WASHINGTON, DC – Pour les dernières six années, l’administration du président des États-Unis Barack Obama a, la plupart du temps, penchait du côté des grandes banques en ce qui concerne les politiques à l’égard du secteur financier.

Cependant cette semaine, Obama semble avoir amorcé un virage important, notamment en annonçant un nouveau projet de loi visant à interdire les conflits d’intérêts dans le domaine des conseils financiers.

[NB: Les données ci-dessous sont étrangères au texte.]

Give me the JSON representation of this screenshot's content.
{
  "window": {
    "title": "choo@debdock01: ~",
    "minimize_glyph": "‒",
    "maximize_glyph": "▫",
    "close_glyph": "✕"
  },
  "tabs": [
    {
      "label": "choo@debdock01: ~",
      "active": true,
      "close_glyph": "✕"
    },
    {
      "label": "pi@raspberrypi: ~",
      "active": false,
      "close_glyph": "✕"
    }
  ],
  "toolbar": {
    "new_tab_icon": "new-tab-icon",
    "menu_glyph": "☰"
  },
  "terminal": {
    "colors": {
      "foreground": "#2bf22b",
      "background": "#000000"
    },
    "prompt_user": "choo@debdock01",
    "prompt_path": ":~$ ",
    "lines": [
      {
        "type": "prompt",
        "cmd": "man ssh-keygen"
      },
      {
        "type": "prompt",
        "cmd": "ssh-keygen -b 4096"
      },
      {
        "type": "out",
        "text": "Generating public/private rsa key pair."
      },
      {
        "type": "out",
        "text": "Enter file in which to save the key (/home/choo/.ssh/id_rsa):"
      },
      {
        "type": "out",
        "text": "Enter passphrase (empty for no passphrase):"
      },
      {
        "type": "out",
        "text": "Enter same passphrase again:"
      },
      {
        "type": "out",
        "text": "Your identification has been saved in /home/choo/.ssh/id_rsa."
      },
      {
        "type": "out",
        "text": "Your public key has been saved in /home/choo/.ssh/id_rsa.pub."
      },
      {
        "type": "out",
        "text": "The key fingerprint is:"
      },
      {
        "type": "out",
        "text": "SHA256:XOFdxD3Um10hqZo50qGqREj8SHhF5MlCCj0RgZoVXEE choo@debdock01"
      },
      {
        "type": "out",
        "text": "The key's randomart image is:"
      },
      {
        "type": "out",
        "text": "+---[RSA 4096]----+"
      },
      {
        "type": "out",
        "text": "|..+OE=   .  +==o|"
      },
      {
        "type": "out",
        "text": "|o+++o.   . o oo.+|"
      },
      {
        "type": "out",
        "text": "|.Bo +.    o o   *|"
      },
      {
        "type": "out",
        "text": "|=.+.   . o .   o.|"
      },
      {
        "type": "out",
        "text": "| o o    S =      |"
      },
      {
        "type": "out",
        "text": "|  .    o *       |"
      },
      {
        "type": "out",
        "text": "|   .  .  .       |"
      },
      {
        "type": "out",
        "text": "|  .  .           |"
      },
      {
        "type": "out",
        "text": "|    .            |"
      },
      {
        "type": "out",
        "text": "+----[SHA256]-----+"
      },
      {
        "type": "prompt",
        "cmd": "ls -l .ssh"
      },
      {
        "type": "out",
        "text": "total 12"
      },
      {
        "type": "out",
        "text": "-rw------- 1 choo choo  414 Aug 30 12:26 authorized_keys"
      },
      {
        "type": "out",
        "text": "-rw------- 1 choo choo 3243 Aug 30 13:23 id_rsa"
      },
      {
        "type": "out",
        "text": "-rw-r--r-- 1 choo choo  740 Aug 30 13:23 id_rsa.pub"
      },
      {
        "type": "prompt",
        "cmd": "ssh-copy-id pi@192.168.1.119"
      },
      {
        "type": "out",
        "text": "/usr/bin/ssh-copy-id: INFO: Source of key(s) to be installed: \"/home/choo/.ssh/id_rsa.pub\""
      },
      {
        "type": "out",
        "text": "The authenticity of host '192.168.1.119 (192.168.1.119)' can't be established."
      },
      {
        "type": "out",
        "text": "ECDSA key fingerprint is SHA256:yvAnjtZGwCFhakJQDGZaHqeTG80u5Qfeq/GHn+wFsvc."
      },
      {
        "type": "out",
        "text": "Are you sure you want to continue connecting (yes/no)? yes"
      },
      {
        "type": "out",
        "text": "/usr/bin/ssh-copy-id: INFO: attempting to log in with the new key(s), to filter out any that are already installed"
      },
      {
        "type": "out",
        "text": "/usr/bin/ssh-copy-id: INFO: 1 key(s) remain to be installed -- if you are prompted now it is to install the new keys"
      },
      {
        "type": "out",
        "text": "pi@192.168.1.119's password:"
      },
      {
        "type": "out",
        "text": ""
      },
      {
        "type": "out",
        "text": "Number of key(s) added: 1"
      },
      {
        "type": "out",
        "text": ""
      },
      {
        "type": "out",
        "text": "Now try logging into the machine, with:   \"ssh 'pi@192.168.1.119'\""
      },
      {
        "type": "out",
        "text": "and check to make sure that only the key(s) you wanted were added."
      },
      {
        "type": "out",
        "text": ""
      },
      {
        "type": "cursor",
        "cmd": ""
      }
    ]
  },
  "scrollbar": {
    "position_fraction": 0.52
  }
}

Dès les débuts de son premier mandat présidentiel, Obama a adopté la même politique prônée par l’administration de George W. Bush. Les grandes sociétés financières ont profité de l’octroi d’un soutien massif de l’État au début de 2009 dont la direction et l’actionnariat ont reçu des conditions plus qu’avantageuses. Citigroup, en particulier, a tiré avantage de cette intervention, qui a permis à la société de conserver sa façon d’opérer et son équipe de direction. Et la loi Dodd-Frank sur la réforme financière de 2010 aurait pu faire beaucoup plus pour restreindre l’influence des grandes banques et limiter les dommages qu’elles peuvent provoquer.

Plus récemment, en décembre 2014, l’administration a abandonné un volet important des réformes Dodd-Frank – une décision dont Citigroup a profité directement en autorisant la direction d’assumer des risques supplémentaires (du genre qui a presque détruit le système financier entre 2007 et 2008). Pendant ce temps, les coulissiers du monde de la finance et les républicains de la Chambre aiguisent leurs couteaux pour faire enlever davantage des contraintes imposées sur Citigroup et sur autres grandes sociétés bancaires.

Pourtant, dans une volte-face soudaine et méritoire, l’administration Obama a mis d’emblée sur la table la question des conflits d’intérêts du secteur financier. Le contexte particulier gravitant autour des conseils financiers que les gens reçoivent pour planifier leur retraite.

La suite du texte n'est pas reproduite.